1 En Hij zeide ook een gelijkenis tot hen, daartoe strekkende, dat men altijd bidden moet, en niet vertragen;

2 Zeggende: Er was een zeker rechter in een stad, die God niet vreesde, en geen mens ontzag.

3 En er was een zekere weduwe in dezelfde stad, en zij kwam tot hem, zeggende: Doe mij recht tegen mijn wederpartij.

4 En hij wilde voor een langen tijd niet; maar daarna zeide hij bij zichzelven: Hoewel ik God niet vreze, en geen mens ontzie;

5 Nochtans, omdat deze weduwe mij moeilijk valt, zo zal ik haar recht doen, opdat zij niet eindelijk kome, en mij het hoofd breke.

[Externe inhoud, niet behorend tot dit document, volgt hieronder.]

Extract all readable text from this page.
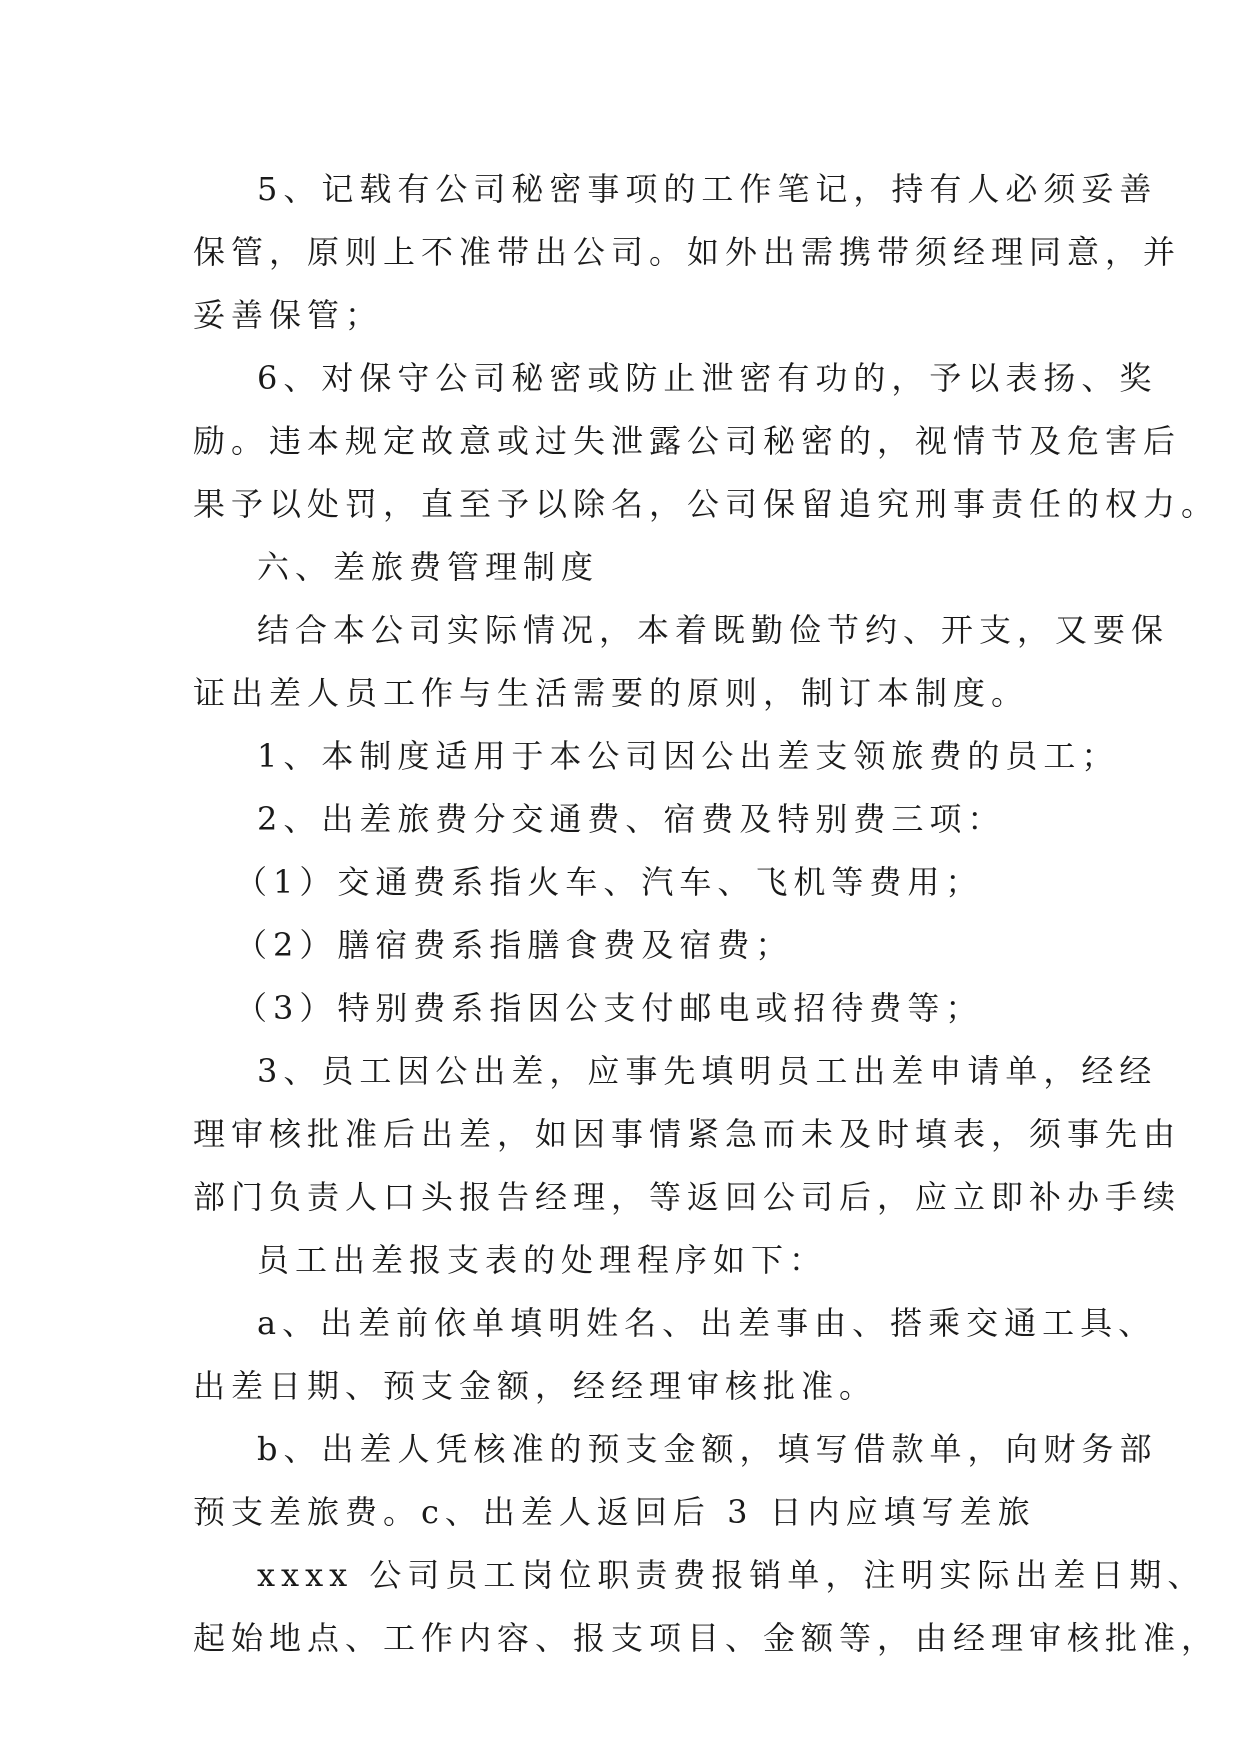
5、记载有公司秘密事项的工作笔记，持有人必须妥善
保管，原则上不准带出公司。如外出需携带须经理同意，并
妥善保管；
6、对保守公司秘密或防止泄密有功的，予以表扬、奖
励。违本规定故意或过失泄露公司秘密的，视情节及危害后
果予以处罚，直至予以除名，公司保留追究刑事责任的权力。
六、差旅费管理制度
结合本公司实际情况，本着既勤俭节约、开支，又要保
证出差人员工作与生活需要的原则，制订本制度。
1、本制度适用于本公司因公出差支领旅费的员工；
2、出差旅费分交通费、宿费及特别费三项：
（1）交通费系指火车、汽车、飞机等费用；
（2）膳宿费系指膳食费及宿费；
（3）特别费系指因公支付邮电或招待费等；
3、员工因公出差，应事先填明员工出差申请单，经经
理审核批准后出差，如因事情紧急而未及时填表，须事先由
部门负责人口头报告经理，等返回公司后，应立即补办手续
员工出差报支表的处理程序如下：
a、出差前依单填明姓名、出差事由、搭乘交通工具、
出差日期、预支金额，经经理审核批准。
b、出差人凭核准的预支金额，填写借款单，向财务部
预支差旅费。c、出差人返回后 3 日内应填写差旅
xxxx 公司员工岗位职责费报销单，注明实际出差日期、
起始地点、工作内容、报支项目、金额等，由经理审核批准，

6 En de Heere zeide: Hoort, wat de onrechtvaardige rechter zegt.

7 Zal God dan geen recht doen Zijn uitverkorenen, die dag en nacht tot Hem roepen, hoewel Hij lankmoedig is over hen?

8 Ik zeg u, dat Hij hun haastelijk recht doen zal. Doch de Zoon des mensen, als Hij komt, zal Hij ook geloof vinden op de aarde?

1 Сказал также им притчу о том, что должно всегда молиться и не унывать,

2 говоря: в одном городе был судья, который Бога не боялся и людей не стыдился.

3 В том же городе была одна вдова, и она, приходя к нему, говорила: защити меня от соперника моего.

4 Но он долгое время не хотел. А после сказал сам в себе: хотя я и Бога не боюсь и людей не стыжусь,

5 но, как эта вдова не дает мне покоя, защищу ее, чтобы она не приходила больше докучать мне.

6 И сказал Господь: слышите, что говорит судья неправедный?

7 Бог ли не защитит избранных Своих, вопиющих к Нему день и ночь, хотя и медлит защищать их?

8 сказываю вам, что подаст им защиту вскоре. Но Сын Человеческий, придя, найдет ли веру на земле?